Studies have utilized various strategies for controlled release and delivery of GF as the microparticles break down from the supportive matrix. Degradable PLGA microspheres loaded with basic Fibroblast Growth Factor (bFGF) [83] embedded within a scaffold release the GF, promoting cardiac tissue regeneration and vascularization [77]. In another study, heat shock protein 27 (HSP27), fused with transcriptional activator (TAT) derived from human immunodeficiency virus (TAT-HSP27), was loaded in PLGA microspheres within alginate hydrogel successfully inhibited apoptosis of cardiomyoblasts which were cultured under hypoxic conditions. For enhanced bone regeneration, biodegradable chitosan scaffolds containing nanocapsules loaded with different growth factors such as BMP-4, PDGF, and IGF-I achieved customized release profiles through varying degradation rates, leading to optimal cell proliferation and mineralization [79]. Immobilized heparin on hydrogels can influence cell differentiation, such as endothelial cell differentiation and network formation within the hydrogel [84]. Cardiac progenitor cells (CPCs) were differentiated into endothelial cells in hyaluronic acid (HyA) hydrogels containing heparin (0.03wt.% heparin), which serves as a carrier for controlled release of biomolecules. They found that molecular weight of heparin affects the differentiation, and the network formation is prominently visible especially in hydrogels containing High Molecular Weight Heparin (HMWH) and 40 nM TGFβ1 than in Unfractionated Molecular Weight Heparin (UMWH), Low Molecular Weight Heparin (LMWH) (Fig. 3d).

5 Conclusion

This review has highlighted the distinctive mechanical properties in 3D ECM which significantly influence cell behavior through mechanotransduction in the context of tissue engineering. While 2D models have provided valuable insights, the complex 3D microenvironment, which better mimic natural cell microenvironment, presents unique challenges, including multidirectional interactions with surrounding structures.
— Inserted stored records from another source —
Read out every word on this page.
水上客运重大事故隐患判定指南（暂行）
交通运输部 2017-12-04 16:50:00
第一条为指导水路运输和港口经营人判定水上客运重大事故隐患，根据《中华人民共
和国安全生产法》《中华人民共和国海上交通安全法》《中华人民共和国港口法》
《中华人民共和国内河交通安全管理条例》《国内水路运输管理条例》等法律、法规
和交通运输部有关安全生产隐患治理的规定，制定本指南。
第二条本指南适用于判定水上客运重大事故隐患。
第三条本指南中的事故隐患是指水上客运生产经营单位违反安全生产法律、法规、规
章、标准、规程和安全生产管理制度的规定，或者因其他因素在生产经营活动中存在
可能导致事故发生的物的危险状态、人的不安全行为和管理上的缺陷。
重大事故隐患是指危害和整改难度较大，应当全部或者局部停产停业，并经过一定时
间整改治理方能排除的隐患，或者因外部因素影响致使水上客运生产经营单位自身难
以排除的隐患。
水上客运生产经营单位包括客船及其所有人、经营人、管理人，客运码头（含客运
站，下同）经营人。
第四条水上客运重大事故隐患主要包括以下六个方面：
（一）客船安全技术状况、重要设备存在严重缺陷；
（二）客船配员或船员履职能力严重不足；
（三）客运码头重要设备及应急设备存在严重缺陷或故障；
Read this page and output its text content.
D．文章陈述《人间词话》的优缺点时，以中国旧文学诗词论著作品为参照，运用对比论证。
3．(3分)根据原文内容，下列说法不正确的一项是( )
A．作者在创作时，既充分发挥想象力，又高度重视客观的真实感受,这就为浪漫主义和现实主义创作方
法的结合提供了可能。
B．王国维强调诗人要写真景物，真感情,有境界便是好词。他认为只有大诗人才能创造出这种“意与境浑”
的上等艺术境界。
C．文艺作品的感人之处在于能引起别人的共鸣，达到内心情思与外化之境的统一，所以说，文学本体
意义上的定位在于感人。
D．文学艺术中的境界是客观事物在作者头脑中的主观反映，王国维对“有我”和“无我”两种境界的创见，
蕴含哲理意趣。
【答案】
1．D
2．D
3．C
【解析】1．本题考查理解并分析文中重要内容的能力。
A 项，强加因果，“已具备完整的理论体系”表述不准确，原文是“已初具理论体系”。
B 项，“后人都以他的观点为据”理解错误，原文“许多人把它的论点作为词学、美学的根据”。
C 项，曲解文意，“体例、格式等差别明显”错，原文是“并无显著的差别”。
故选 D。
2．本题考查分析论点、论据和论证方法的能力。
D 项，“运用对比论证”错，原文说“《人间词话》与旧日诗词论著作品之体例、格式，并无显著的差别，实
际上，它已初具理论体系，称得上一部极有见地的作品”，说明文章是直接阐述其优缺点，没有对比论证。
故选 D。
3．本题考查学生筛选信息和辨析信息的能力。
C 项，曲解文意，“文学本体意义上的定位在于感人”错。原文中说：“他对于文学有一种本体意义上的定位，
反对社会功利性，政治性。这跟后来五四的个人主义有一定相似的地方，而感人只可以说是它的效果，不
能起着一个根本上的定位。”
Despite aforementioned advancements in understanding 3D-specific cellular mechanoresponses, several knowledge gaps still remain. For instance, elucidating 3D migration patterns and understanding long-range force transmission through the matrix are crucial for further progress. In addressing these gaps, exploring novel materials with tunable mechanical properties and improved biocompatibility holds significant promise.

Ultimately, by mimicking the complexities of the natural ECM through optimized 3D scaffolds, we could pave the way for significant advancements in tissue engineering. This not only allows for more accurate studies of various diseases like cancer but also facilitates the discovery of biomarkers and the development of targeted therapies.